Don Michele Falabretti, responsabile del Servizio nazionale per la pastorale giovanile. Foto tratta dal sito ufficiale della Conferenza episcopale italiana (Cei).
Nelle inutili lamentazioni che spesso affollano i discorsi di chi vive la vita di chiesa, non mancano le osservazioni sui tempi ormai andati e sull’inutilità di proporre qualunque cosa per sostenere il cammino dei giovani. Tanto, si dice, sono quello che sono. «Noi vogliamo dissentire da questi profeti di sventura », disse un bergamasco illustre e ormai santo aprendo il Concilio. Era Giovanni XXIII.

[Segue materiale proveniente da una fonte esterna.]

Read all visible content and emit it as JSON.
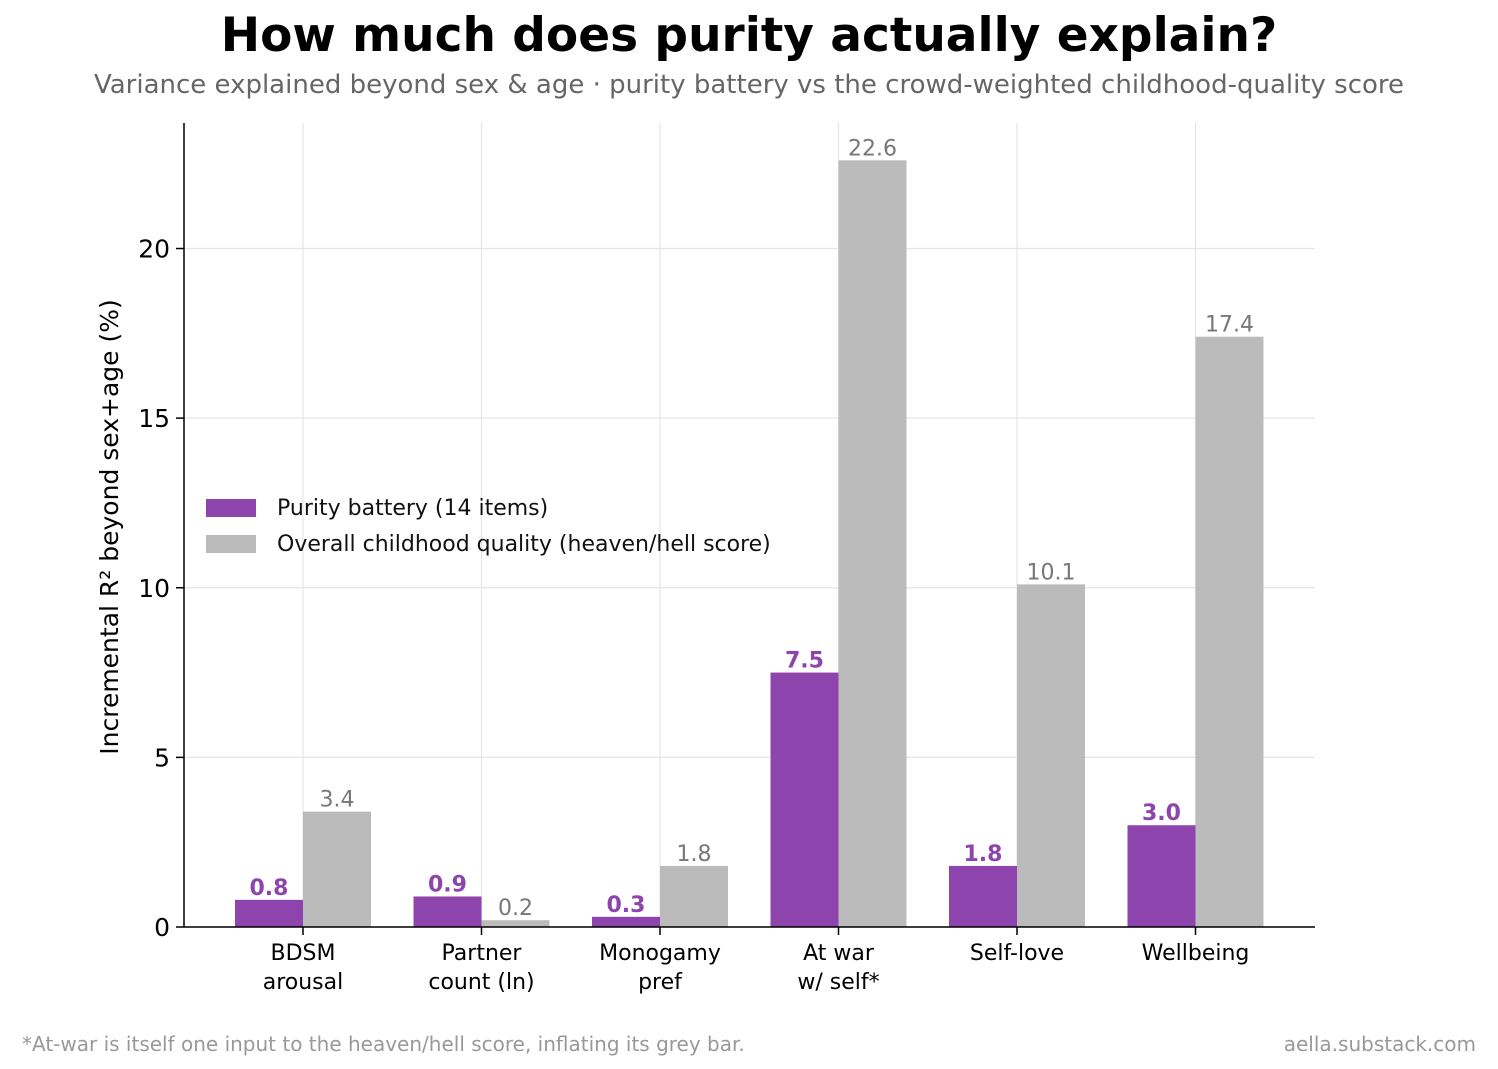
{
  "title": "How much does purity actually explain?",
  "subtitle": "Variance explained beyond sex & age · purity battery vs the crowd-weighted childhood-quality score",
  "footnote": "*At-war is itself one input to the heaven/hell score, inflating its grey bar.",
  "source": "aella.substack.com",
  "colors": {
    "purity": "#8E44AD",
    "childhood": "#BBBBBB",
    "grey_label": "#777777",
    "grid": "#E5E5E5"
  },
  "chart_data": {
    "type": "bar",
    "title": "How much does purity actually explain?",
    "subtitle": "Variance explained beyond sex & age · purity battery vs the crowd-weighted childhood-quality score",
    "ylabel": "Incremental R² beyond sex+age (%)",
    "xlabel": "",
    "categories": [
      [
        "BDSM",
        "arousal"
      ],
      [
        "Partner",
        "count (ln)"
      ],
      [
        "Monogamy",
        "pref"
      ],
      [
        "At war",
        "w/ self*"
      ],
      [
        "Self-love"
      ],
      [
        "Wellbeing"
      ]
    ],
    "series": [
      {
        "name": "Purity battery (14 items)",
        "values": [
          0.8,
          0.9,
          0.3,
          7.5,
          1.8,
          3.0
        ],
        "labels": [
          "0.8",
          "0.9",
          "0.3",
          "7.5",
          "1.8",
          "3.0"
        ]
      },
      {
        "name": "Overall childhood quality (heaven/hell score)",
        "values": [
          3.4,
          0.2,
          1.8,
          22.6,
          10.1,
          17.4
        ],
        "labels": [
          "3.4",
          "0.2",
          "1.8",
          "22.6",
          "10.1",
          "17.4"
        ]
      }
    ],
    "ylim": [
      0,
      23.7
    ],
    "yticks": [
      0,
      5,
      10,
      15,
      20
    ],
    "grid": true,
    "legend_position": "center-left"
  }
}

Mi metto umilmente alla sua scuola, per dire che un Sinodo con i giovani al centro, altro non è che il tentativo di riflettere su chi siamo, su cosa stiamo generando, su come vorremmo che i nostri figli abitassero il mondo. La Chiesa non può rinunciare alla forza che il Vangelo ha per rendere nuova l’umanità, anche se appare più difficile di ieri.
Per questo ci si mette per strada. Perché da quando ciascuno di noi ha provato ad appoggiare i piedi per terra, il suo corpo, quasi spontaneamente, ha cercato un orientamento, una direzione. Se proprio dobbiamo pensare di averla smarrita, è tempo di rimettersi a cercarla. Una strada serve a questo: ai ragazzi come agli adulti. A ritrovare un senso per sé e per questo mondo. Un Sinodo ha il coraggio di affrontare le domande più difficili; un cammino fa sorgere dentro al cuore delle risposte. In questi giorni trentamila giovani si fanno pellegrini, custoditi dai loro fratelli maggiori: preti ed educatori che credono nella forza dell’ascolto e dell’accompagnamento. Altrettanti (più o meno) li raggiungono a Roma per ritrovarsi a pregare insieme al Papa. In tempi di lamentazioni, questa è la risposta: non fa nulla se non sentiamo di avere la verità in tasca; ci si può sempre muovere per provare a cercarla insieme.
Chissà che a questi giovani non venga dato di capire che il solo gesto di mettersi a cercare è segno di vita che cresce dentro di noi; chissà che agli adulti che li accompagnano non appaia che la dedizione e la cura sono la risposta più importante per costruire un’umanità nuova, quella del Vangelo. Ci basterebbe tornare a casa con un po’ di speranza e provare a spegnere un po’ di quelle paure che stanno provando a dirci dell’impossibilità di vivere da fratelli. Essere responsabili di sé e del mondo, sentire l’impegno della cura e di relazioni buone, aprire il cuore alla solidarietà e all’incontro: è davvero così difficile recuperare l’umano del Vangelo? Pensiamo di no: ecco perché dissentiamo dai profeti di sventura, perché crediamo che lo Spirito soffi ancora nel cuore di questi ragazzi. E chissà che, attraverso di loro, qualche refolo non giunga anche a noi adulti. Magari un po’ smarriti, ma non del tutto persi.